Warrantless Laptop Searches at U.S. Borders
YouTomb - A Free Culture Hack (Partial)
By Oliver Day, Dean Jansen, Quentin Smith, Christina Xu
I didn’t catch all of this one, but what I did grab was quite interesting. Here’s a blurb from their site:
“YouTomb continually monitors the most popular videos on YouTube for copyright-related takedowns. Any information available in the metadata is retained, including who issued the complaint and how long the video was up before takedown. The goal of the project is to identify how YouTube recognizes potential copyright violations as well as to aggregate mistakes made by the algorithm.”
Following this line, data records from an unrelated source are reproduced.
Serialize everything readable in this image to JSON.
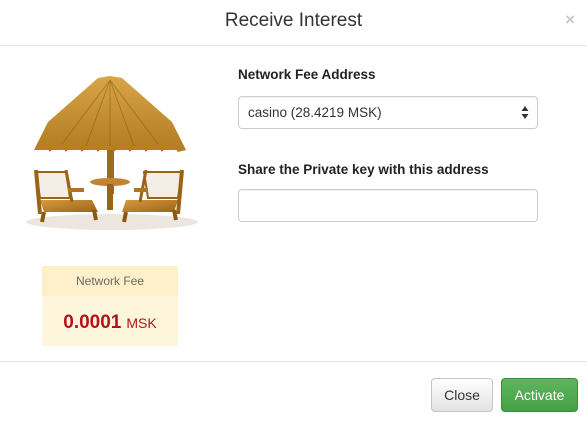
{
  "modal": {
    "title": "Receive Interest",
    "close_symbol": "×"
  },
  "illustration": {
    "icon": "beach-umbrella-chairs-icon"
  },
  "fee": {
    "label": "Network Fee",
    "amount": "0.0001",
    "unit": "MSK"
  },
  "form": {
    "address_label": "Network Fee Address",
    "address_selected": "casino (28.4219 MSK)",
    "key_label": "Share the Private key with this address",
    "key_value": ""
  },
  "footer": {
    "close_label": "Close",
    "activate_label": "Activate"
  },
  "colors": {
    "fee_text": "#b3141c",
    "fee_bg": "#fdf5dc",
    "activate_bg": "#4cae4c"
  }
}
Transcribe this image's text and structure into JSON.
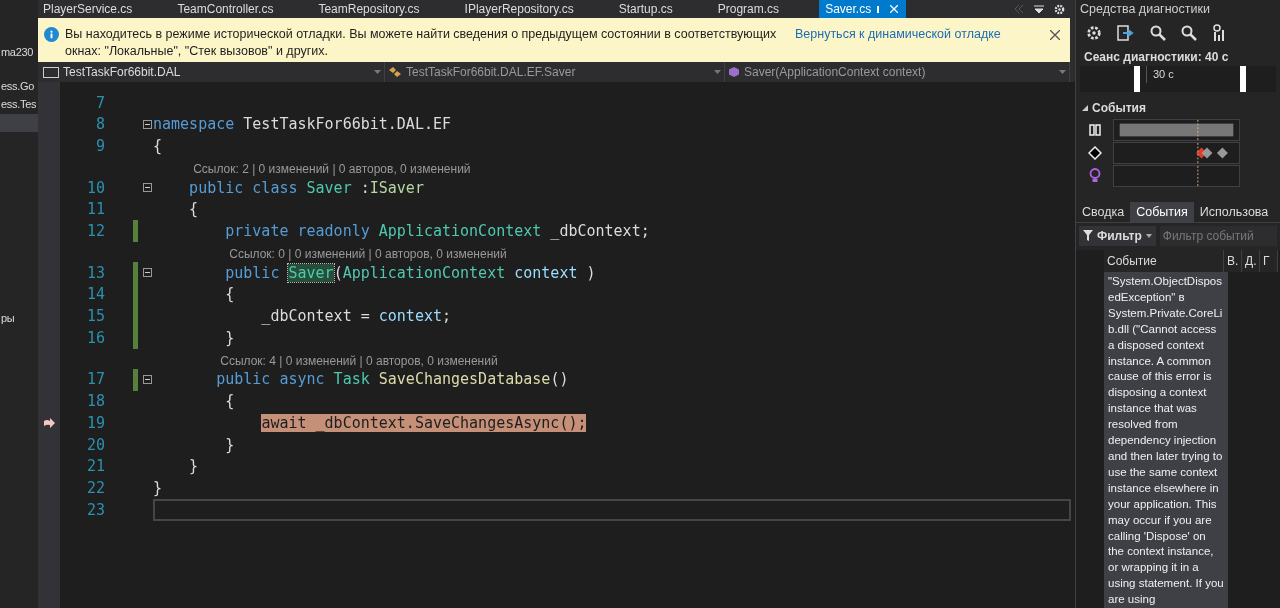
{
  "solution_explorer": {
    "items": [
      {
        "text": "ma230",
        "selected": false
      },
      {
        "text": "ess.Go",
        "selected": false
      },
      {
        "text": "ess.Tes",
        "selected": false
      },
      {
        "selected": true
      },
      {
        "text": "ры",
        "selected": false
      }
    ]
  },
  "tabs": [
    {
      "label": "PlayerService.cs",
      "selected": false
    },
    {
      "label": "TeamController.cs",
      "selected": false
    },
    {
      "label": "TeamRepository.cs",
      "selected": false
    },
    {
      "label": "IPlayerRepository.cs",
      "selected": false
    },
    {
      "label": "Startup.cs",
      "selected": false
    },
    {
      "label": "Program.cs",
      "selected": false
    },
    {
      "label": "Saver.cs",
      "selected": true
    }
  ],
  "info_bar": {
    "message": "Вы находитесь в режиме исторической отладки. Вы можете найти сведения о предыдущем состоянии в соответствующих окнах: \"Локальные\", \"Стек вызовов\" и других.",
    "link": "Вернуться к динамической отладке"
  },
  "navigation_bar": [
    {
      "kind": "project",
      "text": "TestTaskFor66bit.DAL"
    },
    {
      "kind": "class",
      "text": "TestTaskFor66bit.DAL.EF.Saver"
    },
    {
      "kind": "method",
      "text": "Saver(ApplicationContext context)"
    }
  ],
  "code": {
    "lines": [
      {
        "kind": "code",
        "number": "7",
        "changed": false,
        "foldable": false,
        "current": false,
        "cursor": false
      },
      {
        "kind": "code",
        "number": "8",
        "changed": false,
        "foldable": true,
        "current": false,
        "cursor": false,
        "tokens": [
          {
            "text": "namespace",
            "kind": "kw"
          },
          {
            "text": " TestTaskFor66bit.DAL.EF",
            "kind": "plain"
          }
        ]
      },
      {
        "kind": "code",
        "number": "9",
        "changed": false,
        "foldable": false,
        "current": false,
        "cursor": false,
        "tokens": [
          {
            "text": "{",
            "kind": "plain"
          }
        ]
      },
      {
        "kind": "lens",
        "text": "    Ссылок: 2 | 0 изменений | 0 авторов, 0 изменений"
      },
      {
        "kind": "code",
        "number": "10",
        "changed": false,
        "foldable": true,
        "current": false,
        "cursor": false,
        "tokens": [
          {
            "text": "    public class",
            "kind": "kw"
          },
          {
            "text": " Saver",
            "kind": "type"
          },
          {
            "text": " :",
            "kind": "plain"
          },
          {
            "text": "ISaver",
            "kind": "iface"
          }
        ]
      },
      {
        "kind": "code",
        "number": "11",
        "changed": false,
        "foldable": false,
        "current": false,
        "cursor": false,
        "tokens": [
          {
            "text": "    {",
            "kind": "plain"
          }
        ]
      },
      {
        "kind": "code",
        "number": "12",
        "changed": true,
        "foldable": false,
        "current": false,
        "cursor": false,
        "tokens": [
          {
            "text": "        private readonly",
            "kind": "kw"
          },
          {
            "text": " ApplicationContext",
            "kind": "type"
          },
          {
            "text": " _dbContext;",
            "kind": "plain"
          }
        ]
      },
      {
        "kind": "lens",
        "text": "        Ссылок: 0 | 0 изменений | 0 авторов, 0 изменений"
      },
      {
        "kind": "code",
        "number": "13",
        "changed": true,
        "foldable": true,
        "current": false,
        "cursor": false,
        "tokens": [
          {
            "text": "        public ",
            "kind": "kw"
          },
          {
            "text": "Saver",
            "kind": "ref"
          },
          {
            "text": "(",
            "kind": "plain"
          },
          {
            "text": "ApplicationContext",
            "kind": "type"
          },
          {
            "text": " context",
            "kind": "param"
          },
          {
            "text": " )",
            "kind": "plain"
          }
        ]
      },
      {
        "kind": "code",
        "number": "14",
        "changed": true,
        "foldable": false,
        "current": false,
        "cursor": false,
        "tokens": [
          {
            "text": "        {",
            "kind": "plain"
          }
        ]
      },
      {
        "kind": "code",
        "number": "15",
        "changed": true,
        "foldable": false,
        "current": false,
        "cursor": false,
        "tokens": [
          {
            "text": "            _dbContext = ",
            "kind": "plain"
          },
          {
            "text": "context",
            "kind": "param"
          },
          {
            "text": ";",
            "kind": "plain"
          }
        ]
      },
      {
        "kind": "code",
        "number": "16",
        "changed": true,
        "foldable": false,
        "current": false,
        "cursor": false,
        "tokens": [
          {
            "text": "        }",
            "kind": "plain"
          }
        ]
      },
      {
        "kind": "lens",
        "text": "       Ссылок: 4 | 0 изменений | 0 авторов, 0 изменений"
      },
      {
        "kind": "code",
        "number": "17",
        "changed": true,
        "foldable": true,
        "current": false,
        "cursor": false,
        "tokens": [
          {
            "text": "       public async",
            "kind": "kw"
          },
          {
            "text": " Task",
            "kind": "type"
          },
          {
            "text": " SaveChangesDatabase",
            "kind": "method"
          },
          {
            "text": "()",
            "kind": "plain"
          }
        ]
      },
      {
        "kind": "code",
        "number": "18",
        "changed": false,
        "foldable": false,
        "current": false,
        "cursor": false,
        "tokens": [
          {
            "text": "        {",
            "kind": "plain"
          }
        ]
      },
      {
        "kind": "code",
        "number": "19",
        "changed": false,
        "foldable": false,
        "current": true,
        "cursor": false,
        "tokens": [
          {
            "text": "            await _dbContext.SaveChangesAsync();",
            "kind": "active"
          }
        ]
      },
      {
        "kind": "code",
        "number": "20",
        "changed": false,
        "foldable": false,
        "current": false,
        "cursor": false,
        "tokens": [
          {
            "text": "        }",
            "kind": "plain"
          }
        ]
      },
      {
        "kind": "code",
        "number": "21",
        "changed": false,
        "foldable": false,
        "current": false,
        "cursor": false,
        "tokens": [
          {
            "text": "    }",
            "kind": "plain"
          }
        ]
      },
      {
        "kind": "code",
        "number": "22",
        "changed": false,
        "foldable": false,
        "current": false,
        "cursor": false,
        "tokens": [
          {
            "text": "}",
            "kind": "plain"
          }
        ]
      },
      {
        "kind": "code",
        "number": "23",
        "changed": false,
        "foldable": false,
        "current": false,
        "cursor": true
      }
    ]
  },
  "diagnostics": {
    "title": "Средства диагностики",
    "session": "Сеанс диагностики: 40 с",
    "timeline_label": "30 с",
    "events_section": {
      "title": "События",
      "expanded": true
    },
    "tabs": [
      {
        "label": "Сводка",
        "selected": false
      },
      {
        "label": "События",
        "selected": true
      },
      {
        "label": "Использова",
        "selected": false
      }
    ],
    "filter": {
      "label": "Фильтр",
      "placeholder": "Фильтр событий"
    },
    "table": {
      "columns": [
        "Событие",
        "В.",
        "Д.",
        "Г"
      ],
      "rows": [
        {
          "event": "\"System.ObjectDisposedException\" в System.Private.CoreLib.dll (\"Cannot access a disposed context instance. A common cause of this error is disposing a context instance that was resolved from dependency injection and then later trying to use the same context instance elsewhere in your application. This may occur if you are calling 'Dispose' on the context instance, or wrapping it in a using statement. If you are using"
        }
      ]
    }
  }
}
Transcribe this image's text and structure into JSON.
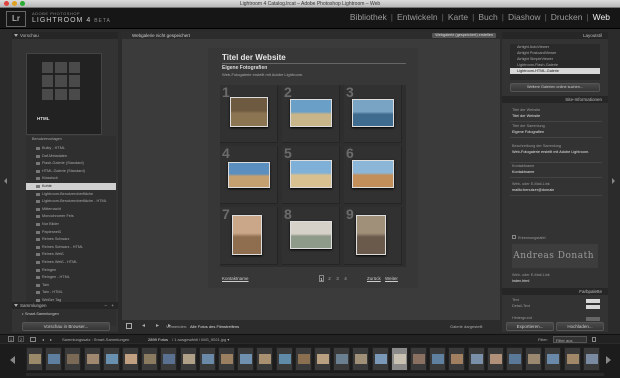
{
  "window": {
    "title": "Lightroom 4 Catalog.lrcat – Adobe Photoshop Lightroom – Web"
  },
  "identity": {
    "badge": "Lr",
    "product_sub": "ADOBE PHOTOSHOP",
    "product": "LIGHTROOM 4",
    "beta": "BETA"
  },
  "modules": [
    "Bibliothek",
    "Entwickeln",
    "Karte",
    "Buch",
    "Diashow",
    "Drucken",
    "Web"
  ],
  "active_module": "Web",
  "left_panel": {
    "preview_header": "Vorschau",
    "preview_label": "HTML",
    "templates": [
      "Bulky - HTML",
      "Daf-Metadaten",
      "Flash-Galerie (Standard)",
      "HTML-Galerie (Standard)",
      "Klassisch",
      "Kohle",
      "Lightroom-Benutzeroberfläche",
      "Lightroom-Benutzeroberfläche - HTML",
      "Mitternacht",
      "Monochromer Fels",
      "Nur Bilder",
      "Papierweiß",
      "Reines Schwarz",
      "Reines Schwarz - HTML",
      "Reines Weiß",
      "Reines Weiß - HTML",
      "Reingen",
      "Reingen - HTML",
      "Tain",
      "Tain - HTML",
      "Weißer Tag"
    ],
    "selected_template": "Kohle",
    "user_templates": "Benutzervorlagen",
    "collections_header": "Sammlungen",
    "collection_item": "Smart-Sammlungen",
    "preview_button": "Vorschau in Browser...",
    "dash": "–",
    "plus": "+"
  },
  "center": {
    "status": "Webgalerie nicht gespeichert",
    "save_button": "Webgalerie (gespeichert) erstellen",
    "site_title": "Titel der Website",
    "collection_title": "Eigene Fotografien",
    "description": "Web-Fotogalerie erstellt mit Adobe Lightroom.",
    "cells": [
      "1",
      "2",
      "3",
      "4",
      "5",
      "6",
      "7",
      "8",
      "9"
    ],
    "contact_link": "Kontaktname",
    "pages": [
      "1",
      "2",
      "3",
      "4"
    ],
    "back": "Zurück",
    "next": "Weiter",
    "toolbar_use_label": "Verwenden:",
    "toolbar_use_value": "Alle Fotos des Filmstreifens",
    "toolbar_right": "Galerie dargestellt"
  },
  "right_panel": {
    "layout_header": "Layoutstil",
    "layouts": [
      "Airtight AutoViewer",
      "Airtight PostcardViewer",
      "Airtight SimpleViewer",
      "Lightroom-Flash-Galerie",
      "Lightroom-HTML-Galerie"
    ],
    "selected_layout": "Lightroom-HTML-Galerie",
    "more_galleries": "Weitere Galerien online suchen...",
    "site_header": "Site-Informationen",
    "fields": [
      {
        "label": "Titel der Website",
        "value": "Titel der Website"
      },
      {
        "label": "Titel der Sammlung",
        "value": "Eigene Fotografien"
      },
      {
        "label": "Beschreibung der Sammlung",
        "value": "Web-Fotogalerie erstellt mit Adobe Lightroom."
      },
      {
        "label": "Kontaktname",
        "value": "Kontaktname"
      },
      {
        "label": "Web- oder E-Mail-Link",
        "value": "mailto:benutzer@domain"
      }
    ],
    "identity_plate_label": "Erkennungstafel",
    "identity_plate": "Andreas Donath",
    "web_link_label": "Web- oder E-Mail-Link",
    "web_link_value": "index.html",
    "color_header": "Farbpalette",
    "colors": [
      {
        "label": "Text",
        "color": "#d8d8d8"
      },
      {
        "label": "Detail-Text",
        "color": "#d8d8d8"
      },
      {
        "label": "Hintergrund",
        "color": "#666666"
      },
      {
        "label": "Detail-Hintergrund",
        "color": "#555555"
      },
      {
        "label": "Zellen",
        "color": "#444444"
      }
    ],
    "export_button": "Exportieren...",
    "upload_button": "Hochladen..."
  },
  "filmstrip_bar": {
    "page1": "1",
    "page2": "2",
    "path": "Sammlungssatz : Smart-Sammlungen",
    "count": "2899 Fotos",
    "selection": "/ 1 ausgewählt / IMG_9021.jpg ▾",
    "filter_label": "Filter:",
    "filter_value": "Filter aus"
  },
  "filmstrip": {
    "selected_index": 19,
    "count": 30
  },
  "colors": {
    "accent": "#f0f0f0",
    "panel": "#333333",
    "background": "#2b2b2b"
  }
}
I’ve included the above video link to a different presentation that he gave, but there was some overlap. This was quite an entertaining talk.
Strengths and Weaknesses of (Physical) Access Control Systems
By Eric Schmiedl, Mike Spindel
This talk was very engaging. The example of using yellow high-lighter pen (blends in on keypad) on your finger to track the order on a keypad (under uv lighting) was an interesting concept.
By Johnny Long
The icing on the cake. Pure fun!
This next (and last but NOT least) link is not from HOPE, but was released at DefCon from a colleague of mine, Kevin Johnson. I thought it fitting to include. It’s a “Live” Web Penetration Testing CD called Samurai. Some of you know Kevin better as The Hacker Princess…Long live the princess!